Baby, it’s cold outside. Well, not quite as cold as it will be getting — but, the outdoor playdates or hangouts for the kids are slowly moving into the house with the start of cooler temperatures and unpredictable weather.

For parents, that means finding a space in the home, free from adult intervention for the older kids, that will be a safe, comfortable and fun environment for your toddler, tween or teen.

With hopes to inspire and keep your kids moving and off the video games, the cell phone, and the television remote control, we found two creative, kid-friendly and technology-free spaces that will keep your child active and occupied for hours.

A WALK ON THE WILD SIDE

This family in Roslyn wanted a playroom that was safe for their growing family. The old playroom located in the attic was messy and disorganized with toys strewn about and not safe for a toddler and infant to roam.

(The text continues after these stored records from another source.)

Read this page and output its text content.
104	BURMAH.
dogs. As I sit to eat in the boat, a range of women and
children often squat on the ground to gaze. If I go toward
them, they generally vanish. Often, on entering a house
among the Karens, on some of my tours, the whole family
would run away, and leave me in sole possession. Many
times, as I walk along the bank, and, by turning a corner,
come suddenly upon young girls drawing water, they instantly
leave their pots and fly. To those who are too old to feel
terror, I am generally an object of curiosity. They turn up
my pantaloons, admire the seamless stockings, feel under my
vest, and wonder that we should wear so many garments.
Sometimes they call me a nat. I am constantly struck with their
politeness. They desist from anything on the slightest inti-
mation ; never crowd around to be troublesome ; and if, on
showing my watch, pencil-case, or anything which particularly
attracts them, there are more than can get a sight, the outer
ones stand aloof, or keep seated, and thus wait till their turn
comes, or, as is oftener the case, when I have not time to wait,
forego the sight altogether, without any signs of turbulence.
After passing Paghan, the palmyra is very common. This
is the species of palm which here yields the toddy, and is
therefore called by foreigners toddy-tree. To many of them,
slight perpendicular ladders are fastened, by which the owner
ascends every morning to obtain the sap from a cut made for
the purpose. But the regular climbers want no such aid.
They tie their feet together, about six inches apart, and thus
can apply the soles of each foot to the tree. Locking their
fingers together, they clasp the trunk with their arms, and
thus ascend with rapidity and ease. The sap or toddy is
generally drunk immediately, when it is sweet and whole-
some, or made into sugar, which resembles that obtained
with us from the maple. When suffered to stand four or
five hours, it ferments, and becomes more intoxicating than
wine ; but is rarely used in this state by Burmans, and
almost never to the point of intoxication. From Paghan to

This all changed when they learned about The Toy Tamer, aka Evelyn Cucchiara. In only one day, Cucchiara and her husband Joe transformed the 1,200-square-foot attic into an orderly space.

Cucchiara, a mother of three, drew upon her years of experience owning a family daycare and a children’s art studio. She says the concept behind Toy Tamer is having the right tools to help frustrated parents get back control by creating a customized plan that teaches behavior modification that works.

Her system is called the SANE Organizing Process.

“S” stands for sort and get rid of anything that children have outgrown or broken.

“A” stands for arranging the right shelving and the right size bins.

“N” stands for name, which is a picture label placed on every shelving cubby.

“E” stands for getting everyone involved, which means that when the bell rings, it’s cleanup time.

Her concept, she explains, is not color coordinated, but works off of a child’s innate sense of immediate gratification.

“While a clean playroom is wonderful, that’s just the icing on the cake,” says Cucchiara. “The real benefit is that your kids learn executive functioning skills that let them take over the playroom cleanup, so that as they get older they can organize and run their own lives. It’s vital that kids learn how to be organized at a young age so that these skills travel with them throughout life.

“Cleaning up for them now only results in dependent young adults in the future,” she continues.

Now, if Cucchiara could only help adults.

THE SPORTS COURT  

The homeowners of this Tudor in Rockville Centre wanted an area where their three boys — ages 9, 11 and 14 — could play basketball and spend time with their friends.

Keith Mazzei of Keith Mazzei Interiors came in and created a sports court.  The owner of the home, an alumnus of Ohio State, wanted to pay homage and replicate the court of the Buckeyes, the Ohio State men’s basketball team, from the red-and-white colors right down to the logo and college emblems. The court, explains Mazzei, was a full addition to the home and part of a home renovation project that took a year and three months to complete.

“The project was a 90 percent renovation,” he says. “Most of the old structure had to come down, but we were able to keep some of the old-world charm.”

Once the court was complete, Mazzei scored big, winning over the parents and the kids with his design sense and creative spark.

“I speak to and visit the homeowners quite often, and they’re always saying how the sports court is one of the most used rooms in the home.,” says Mazzie. “The boys are always in there playing basketball, roller hockey, baseball. It’s a multipurpose room. They’re in there spending quality time with their siblings, cousins, and friends.”

He adds, “In the computer and technical age that we live in now it’s nice to see that these kids are being active and enjoying the space and not being couch potatoes like most kids of their generation. I wish every home had a sports court for the active kid that wants to do more.”